In recent years, windows for bringing claims have been re-opened in the islands, resulting in millions being paid out from schools, churches, and non-profits.
If the bill does not pass the Legislature, the current window will close in April.
“It allows them to seek justice,” said state Rep. Chris Lee, who introduced the bill. “Victims who, I think, feel that they couldn’t speak out and their voices didn’t matter.”
State Rep. Sylvia Luke says she has heard from those were fearful about making the outcry if the abuser was still in a position of power.
“We want to give them time to at least feel comfortable in coming forward,” Luke said.

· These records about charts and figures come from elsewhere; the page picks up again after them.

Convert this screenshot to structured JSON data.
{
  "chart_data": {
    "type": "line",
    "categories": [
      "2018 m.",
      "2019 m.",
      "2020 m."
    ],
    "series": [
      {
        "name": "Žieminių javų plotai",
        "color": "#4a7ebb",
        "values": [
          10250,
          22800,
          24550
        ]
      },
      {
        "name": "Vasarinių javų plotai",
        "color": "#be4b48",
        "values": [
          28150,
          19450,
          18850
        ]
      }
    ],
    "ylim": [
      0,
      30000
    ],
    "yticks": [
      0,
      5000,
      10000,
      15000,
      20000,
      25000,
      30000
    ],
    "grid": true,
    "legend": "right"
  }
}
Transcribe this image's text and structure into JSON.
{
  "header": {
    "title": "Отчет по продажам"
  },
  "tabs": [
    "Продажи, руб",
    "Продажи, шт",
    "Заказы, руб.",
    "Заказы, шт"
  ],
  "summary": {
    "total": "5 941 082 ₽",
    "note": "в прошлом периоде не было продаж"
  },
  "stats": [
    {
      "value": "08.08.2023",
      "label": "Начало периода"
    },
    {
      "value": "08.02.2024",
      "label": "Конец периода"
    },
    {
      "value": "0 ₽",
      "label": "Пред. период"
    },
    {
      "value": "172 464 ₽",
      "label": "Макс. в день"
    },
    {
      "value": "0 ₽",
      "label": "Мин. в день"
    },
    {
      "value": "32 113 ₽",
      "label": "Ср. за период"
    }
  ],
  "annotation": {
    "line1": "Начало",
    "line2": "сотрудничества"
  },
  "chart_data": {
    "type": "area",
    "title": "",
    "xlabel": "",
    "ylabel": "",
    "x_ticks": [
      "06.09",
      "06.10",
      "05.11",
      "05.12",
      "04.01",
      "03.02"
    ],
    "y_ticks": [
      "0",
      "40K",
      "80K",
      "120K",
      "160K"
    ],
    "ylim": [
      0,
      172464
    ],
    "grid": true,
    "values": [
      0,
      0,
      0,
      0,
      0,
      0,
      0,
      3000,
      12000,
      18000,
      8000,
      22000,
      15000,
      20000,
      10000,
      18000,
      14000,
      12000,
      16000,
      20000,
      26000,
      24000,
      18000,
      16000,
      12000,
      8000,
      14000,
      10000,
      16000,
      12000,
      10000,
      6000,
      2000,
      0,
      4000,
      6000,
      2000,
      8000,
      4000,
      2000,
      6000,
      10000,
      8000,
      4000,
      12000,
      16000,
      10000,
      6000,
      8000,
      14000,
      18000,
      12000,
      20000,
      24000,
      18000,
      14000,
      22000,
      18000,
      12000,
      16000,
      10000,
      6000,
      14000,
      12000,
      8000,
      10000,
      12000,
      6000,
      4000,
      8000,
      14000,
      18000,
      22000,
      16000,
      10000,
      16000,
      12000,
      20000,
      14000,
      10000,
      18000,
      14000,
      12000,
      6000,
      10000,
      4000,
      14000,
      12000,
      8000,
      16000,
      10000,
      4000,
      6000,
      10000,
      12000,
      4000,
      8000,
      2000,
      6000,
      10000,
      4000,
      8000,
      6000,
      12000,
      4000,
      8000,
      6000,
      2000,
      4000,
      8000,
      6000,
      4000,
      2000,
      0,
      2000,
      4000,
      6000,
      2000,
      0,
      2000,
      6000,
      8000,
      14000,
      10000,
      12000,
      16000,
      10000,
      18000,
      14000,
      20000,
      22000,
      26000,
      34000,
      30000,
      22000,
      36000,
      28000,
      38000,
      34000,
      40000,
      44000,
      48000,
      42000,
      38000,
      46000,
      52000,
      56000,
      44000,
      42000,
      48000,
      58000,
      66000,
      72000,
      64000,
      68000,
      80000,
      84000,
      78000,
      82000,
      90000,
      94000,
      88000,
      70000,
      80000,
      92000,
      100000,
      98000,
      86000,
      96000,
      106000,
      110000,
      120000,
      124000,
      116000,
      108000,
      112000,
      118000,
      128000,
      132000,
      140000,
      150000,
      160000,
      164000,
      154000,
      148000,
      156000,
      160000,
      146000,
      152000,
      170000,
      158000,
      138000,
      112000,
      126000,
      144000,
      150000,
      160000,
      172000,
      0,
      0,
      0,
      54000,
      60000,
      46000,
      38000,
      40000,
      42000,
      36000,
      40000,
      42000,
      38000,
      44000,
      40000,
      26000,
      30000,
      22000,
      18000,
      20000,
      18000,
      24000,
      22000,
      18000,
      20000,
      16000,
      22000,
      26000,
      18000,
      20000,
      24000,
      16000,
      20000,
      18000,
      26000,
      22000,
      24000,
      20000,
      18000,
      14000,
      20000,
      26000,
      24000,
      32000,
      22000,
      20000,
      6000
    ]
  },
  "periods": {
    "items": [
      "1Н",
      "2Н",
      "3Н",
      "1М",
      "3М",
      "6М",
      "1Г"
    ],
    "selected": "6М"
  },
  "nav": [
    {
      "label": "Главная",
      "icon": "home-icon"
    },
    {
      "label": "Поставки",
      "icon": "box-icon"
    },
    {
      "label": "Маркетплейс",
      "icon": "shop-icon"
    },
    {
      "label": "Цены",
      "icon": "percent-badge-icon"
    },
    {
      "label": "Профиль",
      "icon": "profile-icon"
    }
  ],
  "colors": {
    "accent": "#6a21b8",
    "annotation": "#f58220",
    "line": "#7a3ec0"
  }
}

Nationwide, there’s been a push to extend both civil and criminal statutes of limitations on child sex assault. There are currently 10 states with no deadline for civil claims: Alaska, Connecticut, Delaware, Florida, Illinois, Maine, Minnesota, Nebraska, Utah, Vermont.
So far, the bill has had strong support.
No one testified in opposition but the state Attorney General’s office expressed concern that very old cases are difficult for institutions being sued to defend.
“Memories fade, witnesses move or pass away, and documents are lost or destroyed," the written testimony said.
The bill passed the Judiciary and Finance committees and the full House will vote on it next.